Interferon-γ regulates growth and controls Fcγ receptor expression and activation in human intestinal mast cells

Background: Development and function of tissue resident mast cells (MCs) is tightly controlled by various cytokines, most of which belong to the typical T helper (Th) 2-type cytokines such as IL-3 and IL-4. The effects of the Th1-type cytokine IFN-gamma on human MCs is less clear. Results: Here, we analyzed the effects of IFN-gamma on tissue-derived, mature human MCs. We found that INF-gamma decreases proliferation, without affecting apoptosis in human intestinal MCs cultured in the presence of optimal concentrations of stem cell factor (SCF) or SCF and IL-4. However, in the absence of growth factors or at suboptimal concentrations of SCF, INF-gamma promotes survival through inhibition of MC apoptosis. Interestingly, we found that INF-gamma has no effect on Fc epsilon RI expression and Fc epsilon RI-mediated release of histamine and leukotriene (LT)C-4, while it has profound effects on Fc gamma R expression and activation.
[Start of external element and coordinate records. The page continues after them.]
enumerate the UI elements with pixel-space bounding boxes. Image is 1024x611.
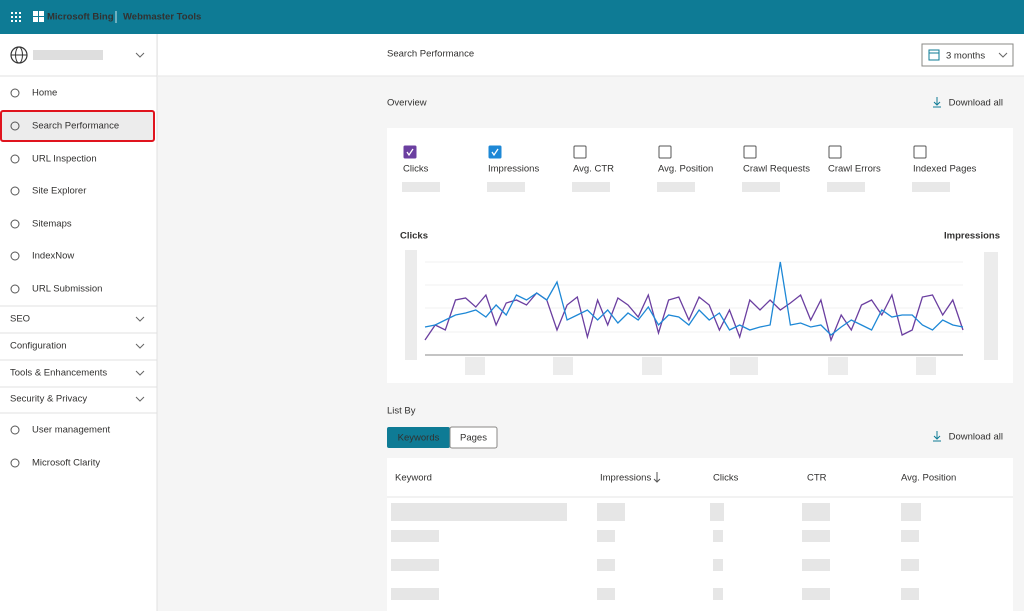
metric-checkbox[interactable] [573,145,587,159]
nav-item[interactable]: Sitemaps [32,219,72,230]
section-title: Overview [387,98,427,109]
metric-label: Crawl Errors [828,164,881,175]
blurred-value [827,182,865,192]
nav-section[interactable]: Security & Privacy [10,394,87,405]
nav-icon [10,284,20,294]
blurred-value [487,182,525,192]
nav-icon [10,186,20,196]
nav-section[interactable]: SEO [10,314,30,325]
microsoft-logo [33,11,44,22]
column-header[interactable]: Keyword [395,473,432,484]
section-title: List By [387,406,416,417]
metric-checkbox[interactable] [828,145,842,159]
download-all[interactable]: Download all [949,98,1003,109]
blurred-value [912,182,950,192]
tab-label[interactable]: Pages [460,433,487,444]
blurred-value [657,182,695,192]
nav-item[interactable]: URL Submission [32,284,102,295]
column-header[interactable]: CTR [807,473,827,484]
blurred-value [572,182,610,192]
metric-label: Avg. Position [658,164,713,175]
blurred-value [402,182,440,192]
nav-icon [10,458,20,468]
metric-label: Impressions [488,164,539,175]
nav-icon [10,219,20,229]
chevron [135,396,145,402]
data-line [424,292,964,343]
metric-checkbox[interactable] [488,145,502,159]
brand: Microsoft Bing [47,12,114,23]
overview-card [387,128,1013,383]
range-label[interactable]: 3 months [946,51,985,62]
chevron [135,316,145,322]
nav-icon [10,88,20,98]
nav-icon [10,251,20,261]
data-line [424,261,964,336]
metric-label: Clicks [403,164,429,175]
content: Microsoft Bing Webmaster Tools Home Search … [0,12,1003,484]
range-dropdown[interactable] [921,43,1014,67]
page-title: Search Performance [387,49,474,60]
selected-highlight [0,110,155,142]
column-header[interactable]: Impressions [600,473,651,484]
download-all[interactable]: Download all [949,432,1003,443]
download-icon [933,431,941,442]
metric-checkbox[interactable] [913,145,927,159]
tab[interactable] [449,426,498,449]
y2-axis-label: Impressions [944,231,1000,242]
metric-checkbox[interactable] [743,145,757,159]
tab-label[interactable]: Keywords [398,433,440,444]
nav-icon [10,121,20,131]
metric-checkbox[interactable] [403,145,417,159]
nav-item[interactable]: Site Explorer [32,186,86,197]
chevron [135,343,145,349]
column-header[interactable]: Clicks [713,473,739,484]
app-launcher[interactable] [11,12,21,22]
page-header [158,34,1024,76]
nav-item[interactable]: URL Inspection [32,154,97,165]
column-header[interactable]: Avg. Position [901,473,956,484]
nav-item[interactable]: IndexNow [32,251,74,262]
blurred-axis-labels [405,250,998,375]
metric-label: Indexed Pages [913,164,977,175]
product: Webmaster Tools [123,12,201,23]
nav-icon [10,154,20,164]
site-selector[interactable] [10,46,145,64]
nav-section[interactable]: Configuration [10,341,67,352]
nav-item[interactable]: Microsoft Clarity [32,458,100,469]
nav-icon [10,425,20,435]
metric-checkbox[interactable] [658,145,672,159]
blurred-rows [391,503,921,600]
sort-icon [653,472,661,483]
nav-item[interactable]: Search Performance [32,121,119,132]
nav-item[interactable]: Home [32,88,57,99]
check-mark [406,148,414,157]
nav-section[interactable]: Tools & Enhancements [10,368,107,379]
tab-active[interactable] [387,427,450,448]
top-bar [0,0,1024,34]
download-icon [933,97,941,108]
metric-label: Avg. CTR [573,164,614,175]
y-axis-label: Clicks [400,231,428,242]
nav-item[interactable]: User management [32,425,111,436]
chevron [135,370,145,376]
metric-label: Crawl Requests [743,164,810,175]
check-mark [491,148,499,157]
blurred-value [742,182,780,192]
We show that intestinal MCs express Fc gamma RI, Fc gamma RIIa, and Fc gamma RIIc, whereas Fc gamma RIIb expression was found in only 40% of the isolates and Fc gamma RIII was never detectable. INF-gamma strongly increases Fc gamma RI and decreases Fc gamma RIIa expression. INF-gamma-naive MCs produce LTC4 but fail to degranulate upon crosslinking of surface-bound monomeric IgG. In contrast, INF-gamma-treated MCs rapidly release granule-stored histamine in addition to de novo-synthesized LTC4. Conclusion: In summary, we identify INF-gamma as an important regulator of tissue-resident human MCs. IFN-gamma displays a dual function by blocking extensive MC proliferation, while decreasing apoptosis in starving MCs and enhancing Fc gamma RI expression and activation. These results emphasize the involvement of mucosal MCs in Th1-mediated disorders.